La partie précédente présentait la méthode de points de fonctions et s'arrêtait au comptage en nombre brut tel qu'il est pratiqué à la SNCF. La deuxième étape consiste au passage à un nombre net de points de fonction. La présentation de cette deuxième étape va permettre d'en voir les limites suivant le type d'entreprise ou de projet.
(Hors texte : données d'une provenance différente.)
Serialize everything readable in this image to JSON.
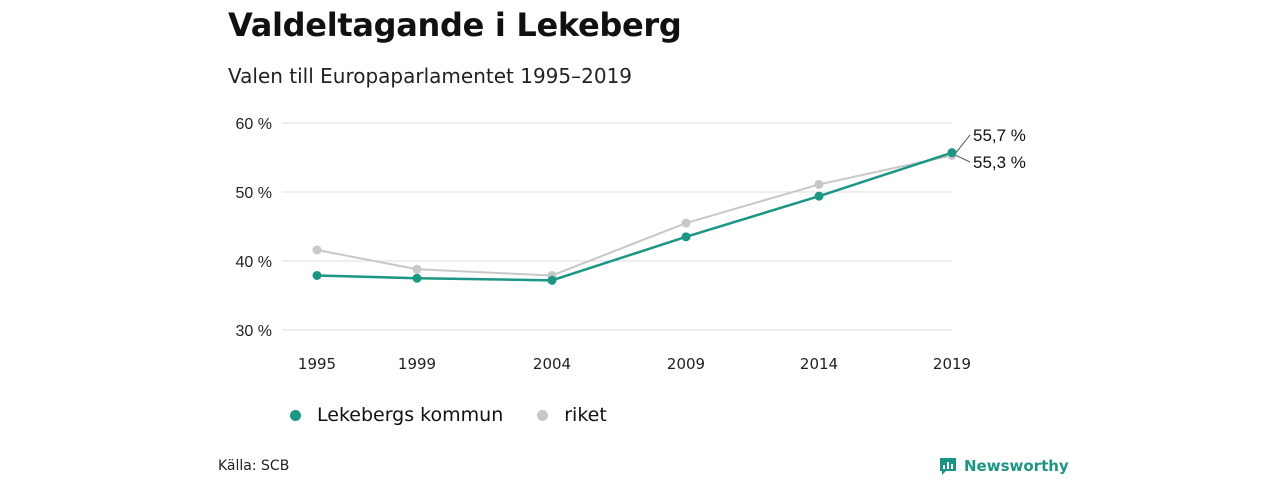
{
  "title": "Valdeltagande i Lekeberg",
  "subtitle": "Valen till Europaparlamentet 1995–2019",
  "source": "Källa: SCB",
  "brand": "Newsworthy",
  "colors": {
    "lekeberg": "#1b9683",
    "riket": "#c8c8c8",
    "grid": "#dddddd"
  },
  "chart_data": {
    "type": "line",
    "categories": [
      "1995",
      "1999",
      "2004",
      "2009",
      "2014",
      "2019"
    ],
    "ylim": [
      30,
      60
    ],
    "yticks": [
      "30 %",
      "40 %",
      "50 %",
      "60 %"
    ],
    "grid": true,
    "legend_position": "bottom",
    "series": [
      {
        "name": "Lekebergs kommun",
        "values": [
          37.9,
          37.5,
          37.2,
          43.5,
          49.4,
          55.7
        ],
        "end_label": "55,7 %"
      },
      {
        "name": "riket",
        "values": [
          41.6,
          38.8,
          37.9,
          45.5,
          51.1,
          55.3
        ],
        "end_label": "55,3 %"
      }
    ]
  }
}
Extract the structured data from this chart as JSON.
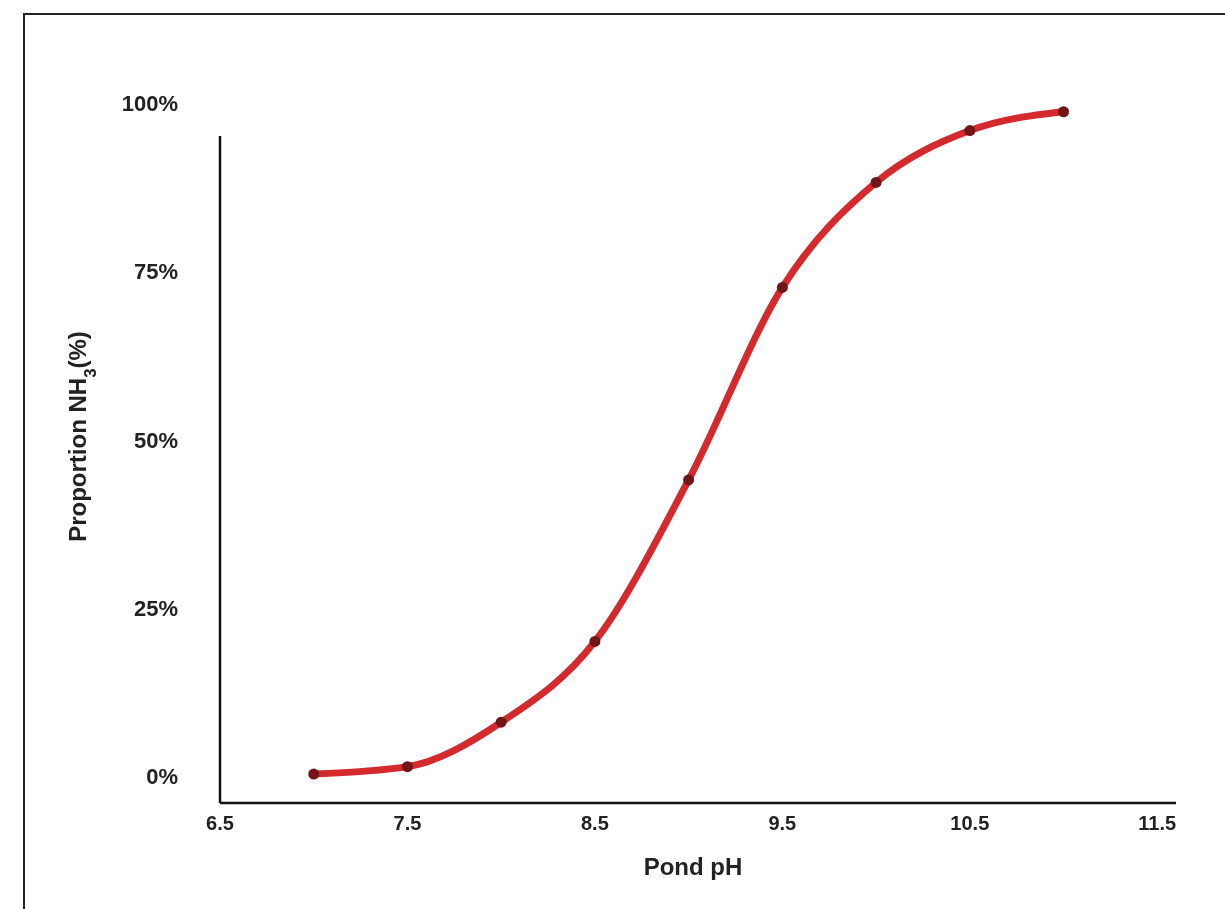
{
  "chart_data": {
    "type": "line",
    "xlabel": "Pond pH",
    "ylabel": "Proportion NH$_{3}$(%)",
    "x": [
      7.0,
      7.5,
      8.0,
      8.5,
      9.0,
      9.5,
      10.0,
      10.5,
      11.0
    ],
    "series": [
      {
        "color": "#d42a2e",
        "values": [
          0.3,
          1.4,
          8,
          20,
          44,
          72.6,
          88.2,
          95.9,
          98.7
        ]
      }
    ],
    "xlim": [
      6.5,
      11.6
    ],
    "xticks": [
      6.5,
      7.5,
      8.5,
      9.5,
      10.5,
      11.5
    ],
    "ylim": [
      -4,
      100
    ],
    "yticks": [
      {
        "value": 0,
        "label": "0%"
      },
      {
        "value": 25,
        "label": "25%"
      },
      {
        "value": 50,
        "label": "50%"
      },
      {
        "value": 75,
        "label": "75%"
      },
      {
        "value": 100,
        "label": "100%"
      }
    ],
    "marker": "circle",
    "grid": false
  }
}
Bien souvent pour chaque comptage, l'application évaluée présente des cas particuliers qui ne sont pas explicitement détaillés dans les recommandations de l'IFPUG. Sont présentés dans cette partie des conseils de comptages pour quelques cas qui sont assez souvent rencontrés mais qui présentent des difficultés dans leur interprétation.

2. Pour aller plus loin et en savoir plus sur les comptages en points de fonction

Les règles de l'IFPUG recommandent après le comptage en nombre brut de points fonction, l'établissement d'un ratio pour un passage en nombre net de points de fonction. Au vue de l'expérience de la SNCF en matière de comptage, les évaluations de charges ont été calculées à partir d'un nombre brut de points de fonction. Le ratio utilisé pour un passage à la charge depuis le nombre brut de points de fonction. Ce ratio dépend des équipes de développement et est propre à chaque entreprise et plus particulièrement dans cette étude à chaque Domaine de la SNCF. Considérant le nombre net de points de fonction comme établi à partir de considérations subjectives, il paraît justifié de s'arrêter à un nombre brut. L'établissement du nombre net va être présenter à titre d'information, ce qui permet également d'appréhender d'autres aspects liés au développement d'une application informatique. Les comptages en points de fonction doivent conduire à des résultats proches d'une personne à une autre. Le facteur humain entrant en jeu peut certes introduire des différences lorsqu'on examine les estimations en détail (comme celle des DE ou SLD), mais le passage à la complexité vient lisser toute divergence, puis le comptage final brut en points de fonction étant mathématique, les résultats convergent vers le même résultat.
Evaluation de la charge
Figure 3 : Evaluation de la charge

2.1 Calcul du nombre net de points de fonction

Le passage du nombre brut au nombre net, se fait par la multiplication par le Facteur d’Ajustement. Le Facteur d’Ajustement ajuste le nombre brut de points de fonction de +/-35%. Le responsable du comptage va apprécier l’application suivant 14 Caractéristiques Générales du Système et les évalue sur une échelle de zéro à cinq en donnant un Degré d’Influence. Les 14 Degrés d’Influence sont ensuite sommés pour donner les Degrés d’Influence Total de l’application DIT. Le Facteur d’Ajustement est ensuite calculé de la façon suivante : FA = (DIT * 0,01) + 0,65

2.2 Degrés d’influence du système

>Transmission des données
>Système distribué
>Contrainte de performance
>Configuration à utilisation intensive
>Taux de transaction
>Saisie interactive
>Convivialité
>Mise à jour en temps réel
>Complexité des traitements
>Réutilisation
>Facilité d’exploitation
>Portabilité de l’application
>Flexibilité de modification

2.3 Echelle de 0 à 5 des degrés d’influence

0 inexistante ou sans influence
1 influence secondaire
2 influence restreinte
3 influence moyenne
4 influence importante
5 influence intensive partout

On pourra se reporte à la méthode de l’IFPUG pour les définitions des Degrés d’Influence Des comptages d’une même application par des personnes expertes de la méthode des points de fonction doivent aboutir au même poids en nombre brut. Pour le facteur d’ajustement, les évaluations de Degré d’Influence peuvent diverger d’un point pour chaque Caractéristique Générale et donc conduire à une erreur de plus de 10% sur l’estimation finale du nombre net de points de fonction.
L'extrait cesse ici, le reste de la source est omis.